The Fed’s rate lever is breaking as bond markets stop following its lead


The Fed’s rate lever is breaking as bond markets stop following its lead



For decades, the Fed stabilized the economy with one simple tool: interest rates. Raise them to cool inflation, and cut them to stimulate growth. But after years of massive government borrowing, post-pandemic inflation, and repeated stress inside the Treasury market, that system may no longer work the way Americans expect.

Today, the Fed can cut rates while long-term borrowing costs stay elevated, mortgage rates remain high, and bond markets react as if the central bank is losing control of the financial system’s most important lever.

At the same time, it has also resumed expanding parts of its balance sheet again to support market liquidity, raising a bigger question on Wall Street: if emergency support is still needed during relatively calm periods, what happens during the next real crisis?
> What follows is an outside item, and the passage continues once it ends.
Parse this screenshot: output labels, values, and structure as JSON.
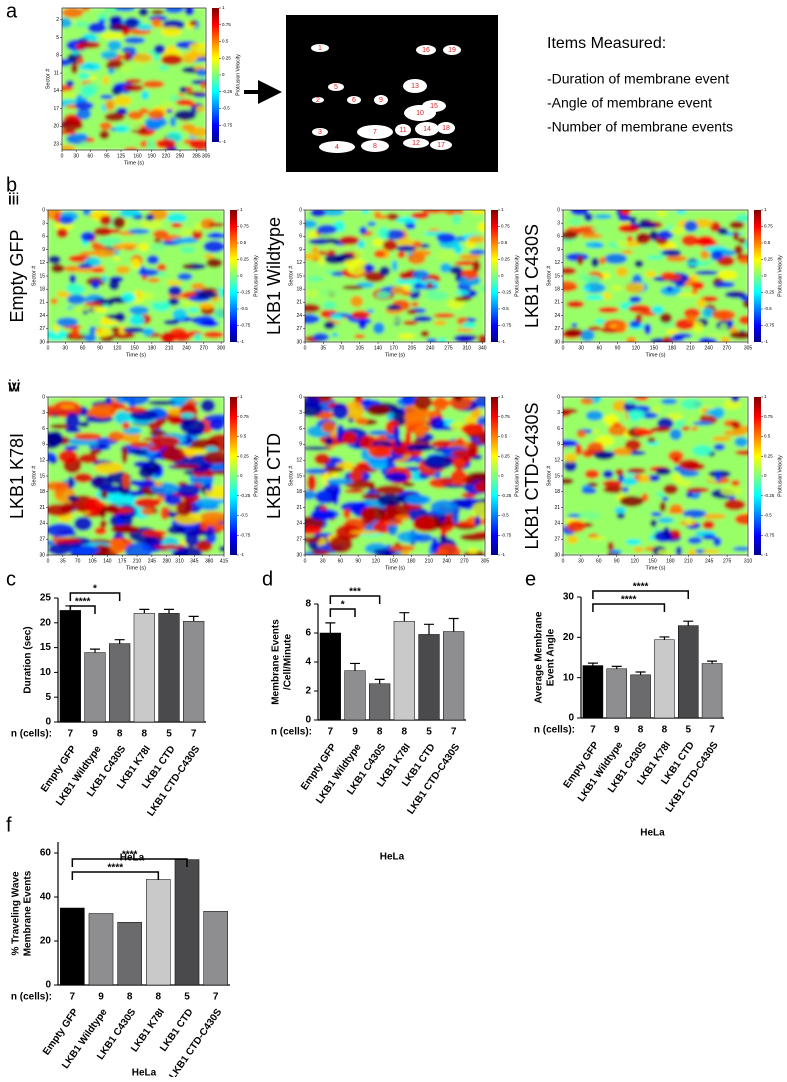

The Fed controls less than you think

Most Americans are familiar with a simplified version of US monetary policy: the Federal Reserve sets interest rates, and when those rates move, the rest of the economy follows.

What that framing leaves out is that Fed Chair Jerome Powell and the FOMC only directly control the federal funds rate, which governs overnight lending between banks and has no direct relationship to what a homebuyer pays on a 30-year mortgage, what the government pays to service its debt, or what a corporation pays to borrow for a decade.

The Fed sets the price of very short-term money, while long-term money operates on completely different terms, driven by the collective judgment of bond investors rather than a committee vote.

The rate that actually drives most real-world borrowing is the 10-year Treasury yield. It responds to a different set of forces than the federal funds rate: inflation expectations over a full decade, the volume of new bonds hitting the market, and investor confidence in the U.S. government’s long-term fiscal trajectory.

For the better part of the last 50 years, those forces ran in roughly the same direction as Fed policy, because the bond market essentially trusted that inflation was contained and that the government wasn’t borrowing at a structurally destabilizing pace. When the Fed cut rates, bond investors generally followed, and long-term yields fell alongside short-term ones.

The last six years broke that relationship. After the pandemic, the US government borrowed at a scale with no modern parallel, and the Treasury market has had to absorb the resulting volume. Federal debt reached $37.6 trillion as of September 2025, with annual interest payments hitting $1.2 trillion in fiscal year 2025 alone, and the Congressional Budget Office projects deficits above $2 trillion annually for the next decade.

Treasury issued $30.2 trillion in marketable securities across fiscal year 2025 to refinance maturing debt and fund new borrowing. The $30.2 trillion represents 36% of GDP and an extraordinary volume for any market to absorb without demanding higher compensation.

Bond investors have responded accordingly, pricing US debt with an eye on deficit trajectories and issuance pipelines rather than simply waiting for the next FOMC decision.

The result was what RBC Wealth Management analysts described as a modern inversion of Alan Greenspan’s famous conundrum. Where Greenspan found that rate hikes in the mid-2000s failed to lift long-term yields, Powell has found that rate cuts since 2024 are failing to pull them down.

When the Fed trimmed 100 basis points across three cuts at the end of 2024, the 10-year yield barely moved. By September 2025, after a further cut, the 10-year was nearly unchanged from where it had sat a full year earlier, despite multiple rounds of easing. The bond market had effectively decoupled from the Fed’s rate cycle.

The fallout is no longer abstract

The first place that decoupling shows up is housing, where mortgage rates follow the 10-year Treasury far more closely than they track the federal funds rate. This meant that when the 10-year refused to fall, the cost of buying a home stayed elevated alongside it.

The 30-year fixed rate briefly touched 6.08% ahead of the September 2024 cut, then spent most of the following year hovering between 6.8% and 7.1% even as the Fed was officially in an easing cycle.

The spread between the 30-year fixed mortgage and the 10-year Treasury, which historically runs 1.5 to 2 percentage points, stretched to 3 points through much of 2023 and 2024, compounding the damage to affordability. Buyers who expected relief after three consecutive Fed cuts watched that hope vanish within weeks as bond markets repriced the fiscal and inflation outlook.

Government finances are running into the same pressure from the other direction. When borrowing costs stay elevated across the yield curve, they feed directly into the cost of refinancing the national debt, and with $9.1 trillion in maturing securities needing to be refinanced in fiscal year 2025 alone, even modest yield increases translate into substantial additional interest expense.